10. The method according to any one of claims 1-2 or 4-7, wherein before selecting the target combination with the greatest combination operation accuracy from the at least one candidate combination, the method further comprises:

for each candidate combination, acquiring the task combination operation accuracy of the first task on the allocated target network model;

And obtaining the combination operation accuracy of the candidate combination according to the task combination operation accuracy of all the first tasks.

11. The method of any of claims 1-2 or 4-7, wherein the deploying the target mappings of the K network models and the target combinations onto a prediction machine further comprises:

responsive to receiving a second task within a target task processing period, ordering the second tasks to be processed within the target task period;

sequentially inquiring the target mapping relation of the second task to be processed to obtain a target network model corresponding to the second task to be processed, which is currently inquired;

and issuing the task to be processed to the target network model on the prediction machine for processing.

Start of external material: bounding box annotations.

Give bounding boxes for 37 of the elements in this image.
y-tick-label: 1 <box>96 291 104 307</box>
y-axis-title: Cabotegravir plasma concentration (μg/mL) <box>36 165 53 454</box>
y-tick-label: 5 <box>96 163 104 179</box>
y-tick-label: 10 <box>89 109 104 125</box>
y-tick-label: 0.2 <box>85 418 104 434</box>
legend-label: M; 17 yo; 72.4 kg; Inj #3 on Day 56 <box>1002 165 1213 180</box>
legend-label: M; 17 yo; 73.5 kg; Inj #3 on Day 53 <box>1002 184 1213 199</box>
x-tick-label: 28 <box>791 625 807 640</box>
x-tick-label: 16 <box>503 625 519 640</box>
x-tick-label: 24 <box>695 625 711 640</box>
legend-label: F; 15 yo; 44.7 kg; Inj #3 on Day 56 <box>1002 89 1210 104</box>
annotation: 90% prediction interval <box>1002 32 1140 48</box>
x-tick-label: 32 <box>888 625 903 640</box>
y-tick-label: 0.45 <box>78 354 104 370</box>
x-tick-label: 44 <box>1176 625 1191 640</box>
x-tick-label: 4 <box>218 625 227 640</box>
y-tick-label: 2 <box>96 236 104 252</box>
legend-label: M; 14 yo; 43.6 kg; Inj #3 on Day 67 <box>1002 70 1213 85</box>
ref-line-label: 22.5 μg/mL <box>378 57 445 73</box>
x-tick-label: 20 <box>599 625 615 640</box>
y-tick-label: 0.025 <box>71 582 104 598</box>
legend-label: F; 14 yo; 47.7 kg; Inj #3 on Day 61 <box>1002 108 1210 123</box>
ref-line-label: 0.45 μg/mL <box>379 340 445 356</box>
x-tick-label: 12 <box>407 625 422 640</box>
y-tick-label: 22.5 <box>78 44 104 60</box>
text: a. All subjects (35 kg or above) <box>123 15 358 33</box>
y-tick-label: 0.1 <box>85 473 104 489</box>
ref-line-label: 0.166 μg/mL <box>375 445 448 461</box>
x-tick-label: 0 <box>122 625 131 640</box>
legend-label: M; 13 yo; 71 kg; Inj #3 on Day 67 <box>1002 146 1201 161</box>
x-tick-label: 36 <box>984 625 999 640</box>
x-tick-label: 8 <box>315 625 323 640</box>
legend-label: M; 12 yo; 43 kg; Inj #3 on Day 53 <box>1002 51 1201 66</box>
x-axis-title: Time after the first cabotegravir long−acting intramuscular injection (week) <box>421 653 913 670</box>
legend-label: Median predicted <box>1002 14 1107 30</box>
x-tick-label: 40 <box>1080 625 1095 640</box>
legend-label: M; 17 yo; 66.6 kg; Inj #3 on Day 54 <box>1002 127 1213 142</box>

12. A multitasking deployment apparatus comprising:

the acquisition module is used for acquiring N first tasks and K network models, wherein N and K are positive integers which are larger than or equal to 1;

the operation module is used for alternately distributing the N first tasks to the K network models to operate so as to obtain at least one candidate combination between the tasks and the network models, wherein each candidate combination comprises the mapping relation between the N first tasks and the K network models;

The selecting module is used for selecting a target combination with the maximum combination operation accuracy from the at least one candidate combination;

the deployment module deploys the target mapping relation of the K network models and the target combination to a prediction machine;

the operation module is also used for:

the device is further configured to: acquiring the weight of each first task; and weighting the task combination operation accuracy of the first task based on the weight of the first task to obtain the combination operation accuracy of the candidate combination.

13. The apparatus of claim 12, the operation module further to:

14. The apparatus of any one of claims 12 and 13, wherein the operation module is further configured to:

15. The apparatus of claim 12, the operation module further to:

16. The apparatus of claim 15, the operation module further to:

17. The apparatus of claim 16, the operation module further to:

18. The apparatus of claim 17, the operation module further to:

19. The apparatus of any of claims 16-18, wherein the operation module is further configured to:

acquiring a plurality of historical task processing periods;

20. The apparatus of claim 19, the operation module further to:

21. The apparatus according to any one of claims 12-13 or 15-18, wherein before selecting the target combination with the greatest combination operation accuracy from the at least one candidate combination, the apparatus further comprises:

22. The apparatus of any of claims 12-13 or 15-18, wherein the deploying the target mapping relationship of the K network models and the target combination onto a prediction machine further comprises:

23. An electronic device, comprising:

at least one processor; and

a memory communicatively coupled to the at least one processor; wherein, the liquid crystal display device comprises a liquid crystal display device,

the memory stores instructions executable by the at least one processor to enable the at least one processor to perform the method of multi-tasking deployment of any of claims 1-11.

24. A non-transitory computer readable storage medium storing computer instructions for causing the computer to perform the method of multi-tasking deployment according to any of claims 1-11.

25. A computer program product comprising computer programs/instructions which, when executed by a processor, implement the steps of multi-tasking deployment of the method according to any of the claims 1 to 11.